Suits woo Goodman and council with plans for arena

Men with delicate salt-and-pepper haircuts gripped black briefcases and spoke in hushed excitement as they waited in a lobby Thursday for their turns to pitch arena proposals to the mayor of Las Vegas.

The meetings were private (although City Hall must unveil the proposals after one is chosen, probably next week).

But don't mistake this privacy for the old days, when fear of embarrassment would cause a businessman to keep his intentions close to the vest because spending money on downtown Las Vegas was considered somewhat hare brained if not downright bad business.

Sure, the city is spending $5 million to seduce a supermarket into underserved West Las Vegas. And yes, Streamline, the towering high-rise condo project across from City Hall on Las Vegas Boulevard, is giving away $37,000 BMW convertibles to its next five buyers.
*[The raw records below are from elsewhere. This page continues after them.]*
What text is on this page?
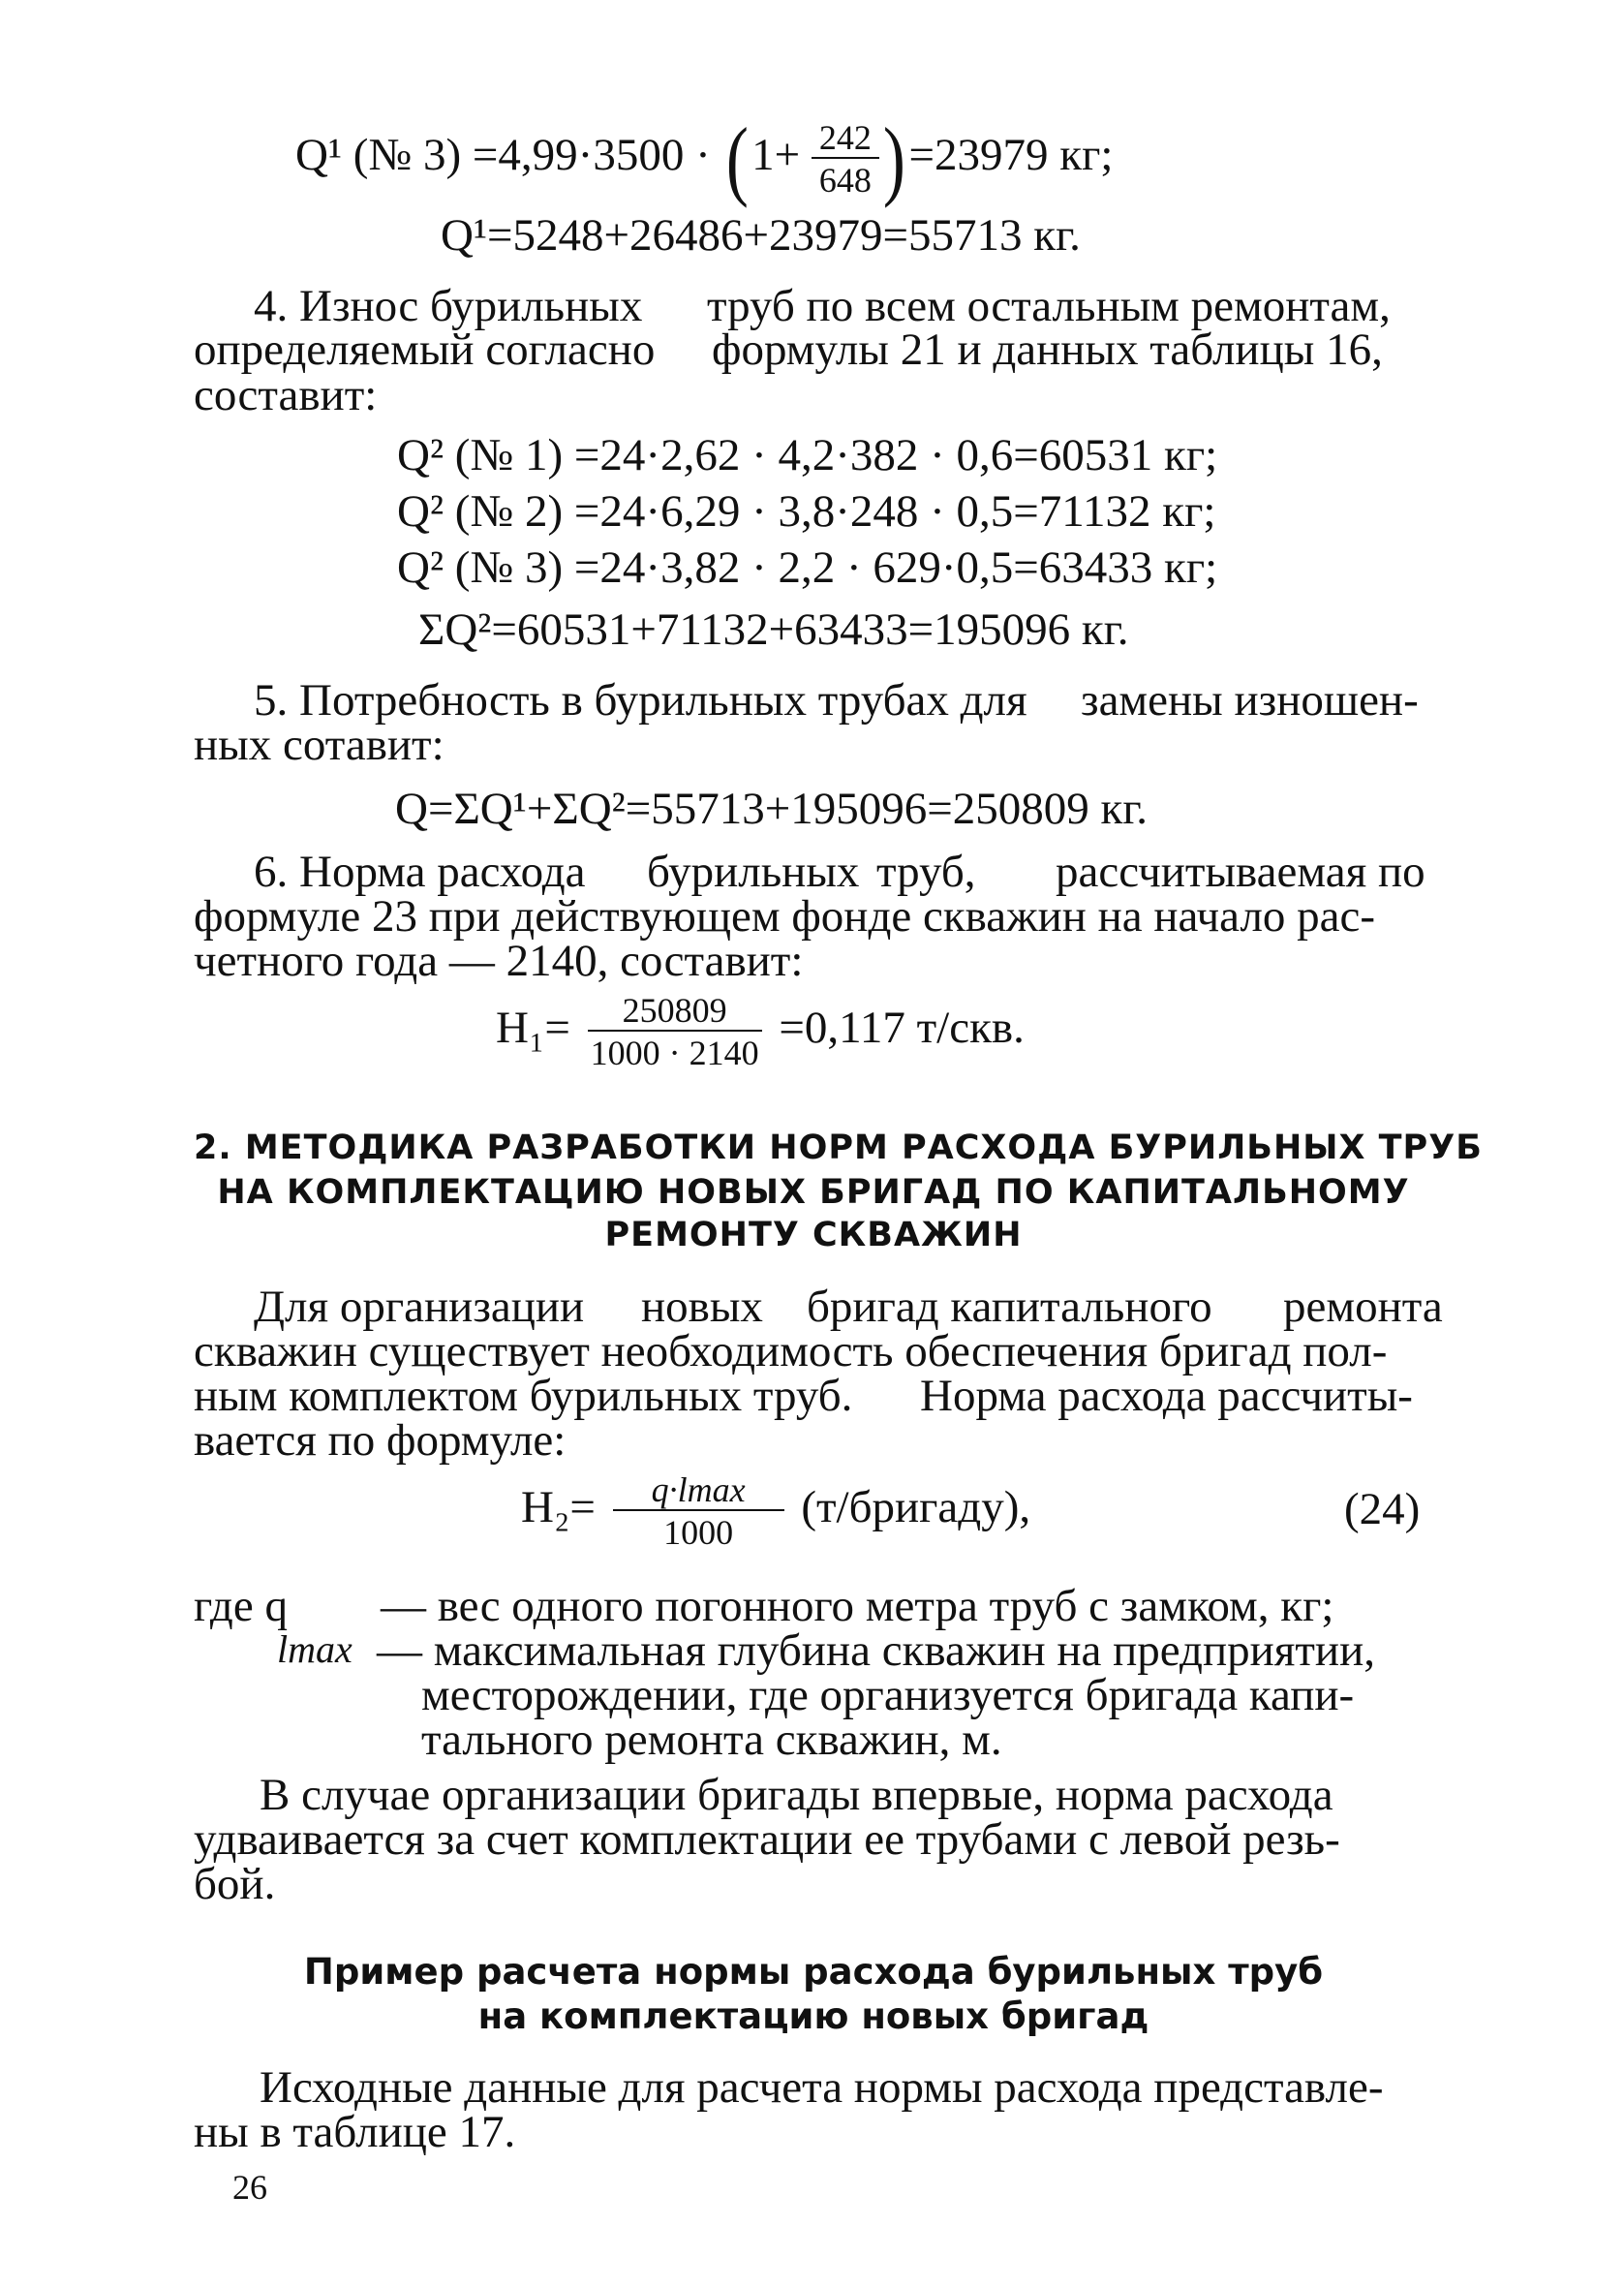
Q¹ (№ $3) =4,99\cdot 3500 \cdot (1+ \frac{242}{648} )=23979$ кг;
Q¹=5248+26486+23979=55713 кг.
4. Износ бурильных труб по всем остальным ремонтам,
определяемый согласно формулы 21 и данных таблицы 16,
составит:
Q² (№ 1) =24·2,62 · 4,2·382 · 0,6=60531 кг;
Q² (№ 2) =24·6,29 · 3,8·248 · 0,5=71132 кг;
Q² (№ 3) =24·3,82 · 2,2 · 629·0,5=63433 кг;
ΣQ²=60531+71132+63433=195096 кг.
5. Потребность в бурильных трубах для замены изношен-
ных сотавит:
Q=ΣQ¹+ΣQ²=55713+195096=250809 кг.
6. Норма расхода бурильных труб, рассчитываемая по
формуле 23 при действующем фонде скважин на начало рас-
четного года — 2140, составит:
$Н_1= \frac{250809}{1000 \cdot 2140} =0,117$ т/скв.
2. МЕТОДИКА РАЗРАБОТКИ НОРМ РАСХОДА БУРИЛЬНЫХ ТРУБ
НА КОМПЛЕКТАЦИЮ НОВЫХ БРИГАД ПО КАПИТАЛЬНОМУ
РЕМОНТУ СКВАЖИН
Для организации новых бригад капитального ремонта
скважин существует необходимость обеспечения бригад пол-
ным комплектом бурильных труб. Норма расхода рассчиты-
вается по формуле:
$Н_2= \frac{q\cdot lmax}{1000}$ (т/бригаду),	(24)
где q — вес одного погонного метра труб с замком, кг;
lmax — максимальная глубина скважин на предприятии,
месторождении, где организуется бригада капи-
тального ремонта скважин, м.
В случае организации бригады впервые, норма расхода
удваивается за счет комплектации ее трубами с левой резь-
бой.
Пример расчета нормы расхода бурильных труб
на комплектацию новых бригад
Исходные данные для расчета нормы расхода представле-
ны в таблице 17.
26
But these days, downtown Las Vegas is moving along at such a clip that the city feels it has the luxury of turning away developers with bad proposals, proposals from people who didn't keep the city apprised of what they were doing, or even proposals without all their i's dotted and t's crossed. That's precisely what the City Council did, more than once, during its Wednesday meeting.
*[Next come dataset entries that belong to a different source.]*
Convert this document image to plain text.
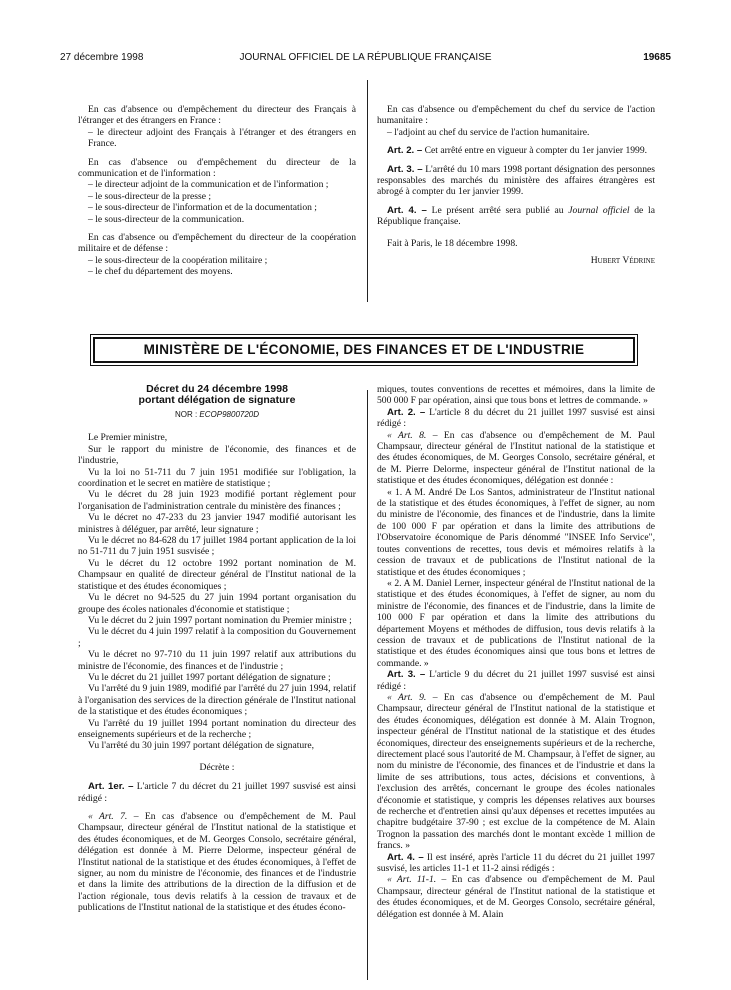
27 décembre 1998	JOURNAL OFFICIEL DE LA RÉPUBLIQUE FRANÇAISE	19685

En cas d'absence ou d'empêchement du directeur des Français à l'étranger et des étrangers en France :

– le directeur adjoint des Français à l'étranger et des étrangers en France.

En cas d'absence ou d'empêchement du directeur de la communication et de l'information :

– le directeur adjoint de la communication et de l'information ;

– le sous-directeur de la presse ;

– le sous-directeur de l'information et de la documentation ;

– le sous-directeur de la communication.

En cas d'absence ou d'empêchement du directeur de la coopération militaire et de défense :

– le sous-directeur de la coopération militaire ;

– le chef du département des moyens.

En cas d'absence ou d'empêchement du chef du service de l'action humanitaire :

– l'adjoint au chef du service de l'action humanitaire.

Art. 2. – Cet arrêté entre en vigueur à compter du 1er janvier 1999.

Art. 3. – L'arrêté du 10 mars 1998 portant désignation des personnes responsables des marchés du ministère des affaires étrangères est abrogé à compter du 1er janvier 1999.

Art. 4. – Le présent arrêté sera publié au Journal officiel de la République française.

Fait à Paris, le 18 décembre 1998.

Hubert Védrine

MINISTÈRE DE L'ÉCONOMIE, DES FINANCES ET DE L'INDUSTRIE
Décret du 24 décembre 1998
portant délégation de signature
NOR : ECOP9800720D

Le Premier ministre,

Sur le rapport du ministre de l'économie, des finances et de l'industrie,

Vu la loi no 51-711 du 7 juin 1951 modifiée sur l'obligation, la coordination et le secret en matière de statistique ;

Vu le décret du 28 juin 1923 modifié portant règlement pour l'organisation de l'administration centrale du ministère des finances ;

Vu le décret no 47-233 du 23 janvier 1947 modifié autorisant les ministres à déléguer, par arrêté, leur signature ;

Vu le décret no 84-628 du 17 juillet 1984 portant application de la loi no 51-711 du 7 juin 1951 susvisée ;

Vu le décret du 12 octobre 1992 portant nomination de M. Champsaur en qualité de directeur général de l'Institut national de la statistique et des études économiques ;

Vu le décret no 94-525 du 27 juin 1994 portant organisation du groupe des écoles nationales d'économie et statistique ;

Vu le décret du 2 juin 1997 portant nomination du Premier ministre ;

Vu le décret du 4 juin 1997 relatif à la composition du Gouvernement ;

Vu le décret no 97-710 du 11 juin 1997 relatif aux attributions du ministre de l'économie, des finances et de l'industrie ;

Vu le décret du 21 juillet 1997 portant délégation de signature ;

Vu l'arrêté du 9 juin 1989, modifié par l'arrêté du 27 juin 1994, relatif à l'organisation des services de la direction générale de l'Institut national de la statistique et des études économiques ;

Vu l'arrêté du 19 juillet 1994 portant nomination du directeur des enseignements supérieurs et de la recherche ;

Vu l'arrêté du 30 juin 1997 portant délégation de signature,

Décrète :

Art. 1er. – L'article 7 du décret du 21 juillet 1997 susvisé est ainsi rédigé :

« Art. 7. – En cas d'absence ou d'empêchement de M. Paul Champsaur, directeur général de l'Institut national de la statistique et des études économiques, et de M. Georges Consolo, secrétaire général, délégation est donnée à M. Pierre Delorme, inspecteur général de l'Institut national de la statistique et des études économiques, à l'effet de signer, au nom du ministre de l'économie, des finances et de l'industrie et dans la limite des attributions de la direction de la diffusion et de l'action régionale, tous devis relatifs à la cession de travaux et de publications de l'Institut national de la statistique et des études écono-

miques, toutes conventions de recettes et mémoires, dans la limite de 500 000 F par opération, ainsi que tous bons et lettres de commande. »

Art. 2. – L'article 8 du décret du 21 juillet 1997 susvisé est ainsi rédigé :

« Art. 8. – En cas d'absence ou d'empêchement de M. Paul Champsaur, directeur général de l'Institut national de la statistique et des études économiques, de M. Georges Consolo, secrétaire général, et de M. Pierre Delorme, inspecteur général de l'Institut national de la statistique et des études économiques, délégation est donnée :

« 1. A M. André De Los Santos, administrateur de l'Institut national de la statistique et des études économiques, à l'effet de signer, au nom du ministre de l'économie, des finances et de l'industrie, dans la limite de 100 000 F par opération et dans la limite des attributions de l'Observatoire économique de Paris dénommé "INSEE Info Service", toutes conventions de recettes, tous devis et mémoires relatifs à la cession de travaux et de publications de l'Institut national de la statistique et des études économiques ;

« 2. A M. Daniel Lerner, inspecteur général de l'Institut national de la statistique et des études économiques, à l'effet de signer, au nom du ministre de l'économie, des finances et de l'industrie, dans la limite de 100 000 F par opération et dans la limite des attributions du département Moyens et méthodes de diffusion, tous devis relatifs à la cession de travaux et de publications de l'Institut national de la statistique et des études économiques ainsi que tous bons et lettres de commande. »

Art. 3. – L'article 9 du décret du 21 juillet 1997 susvisé est ainsi rédigé :

« Art. 9. – En cas d'absence ou d'empêchement de M. Paul Champsaur, directeur général de l'Institut national de la statistique et des études économiques, délégation est donnée à M. Alain Trognon, inspecteur général de l'Institut national de la statistique et des études économiques, directeur des enseignements supérieurs et de la recherche, directement placé sous l'autorité de M. Champsaur, à l'effet de signer, au nom du ministre de l'économie, des finances et de l'industrie et dans la limite de ses attributions, tous actes, décisions et conventions, à l'exclusion des arrêtés, concernant le groupe des écoles nationales d'économie et statistique, y compris les dépenses relatives aux bourses de recherche et d'entretien ainsi qu'aux dépenses et recettes imputées au chapitre budgétaire 37-90 ; est exclue de la compétence de M. Alain Trognon la passation des marchés dont le montant excède 1 million de francs. »

Art. 4. – Il est inséré, après l'article 11 du décret du 21 juillet 1997 susvisé, les articles 11-1 et 11-2 ainsi rédigés :

« Art. 11-1. – En cas d'absence ou d'empêchement de M. Paul Champsaur, directeur général de l'Institut national de la statistique et des études économiques, et de M. Georges Consolo, secrétaire général, délégation est donnée à M. Alain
These arena proposals, though, better be pretty ironclad. Because if the salt-and-pepper set doesn't have a solid business plan for making money and keeping the furnaces stoked, it'll be overrun by another developer who says it wants to build an arena, too.

Just not in the city, but more toward the Strip.

Anschutz Entertainment Group, owner/operator of the Staples Center in Los Angeles, which hosts games of the NBA's Los Angeles Lakers and Clippers, as well as the NHL's Los Angeles Kings, has made clear that it will build an arena in the Las Vegas Valley, and by no later than 2010.

AEG is the most proven player because it has built an arena for sports teams. The remaining four player s courting the city - two met with Goodman on Thursday and two more will today - are Medallion Financial Corp., Paradium Sports & Resorts, Raul Walters Interests Group and Real Estate Interests Group.

If any of them has a chance, speed might prove the best move - get the thing approved by the city, get as many commitments as possible from sports franchises, concerts or events such as the National Finals Rodeo, and get it built.

That's about the only thing that might give AEG pause.

Then again, even the mayor wasn't talking with his usual steadfast certainty about any of the proposals he was about to hear.

"I'll be asking some tough questions this afternoon," Goodman said Thursday. "I'm going to feel very, very confident that whatever proposal is accepted is going to be solid. I'm not going to be going on a frolic on this one. This is as serious as anything I've done since I've been here."

In other words, this isn't your father's downtown Las Vegas anymore. And those guys with the proposals and the hair and the valises better be as sharp as their garb.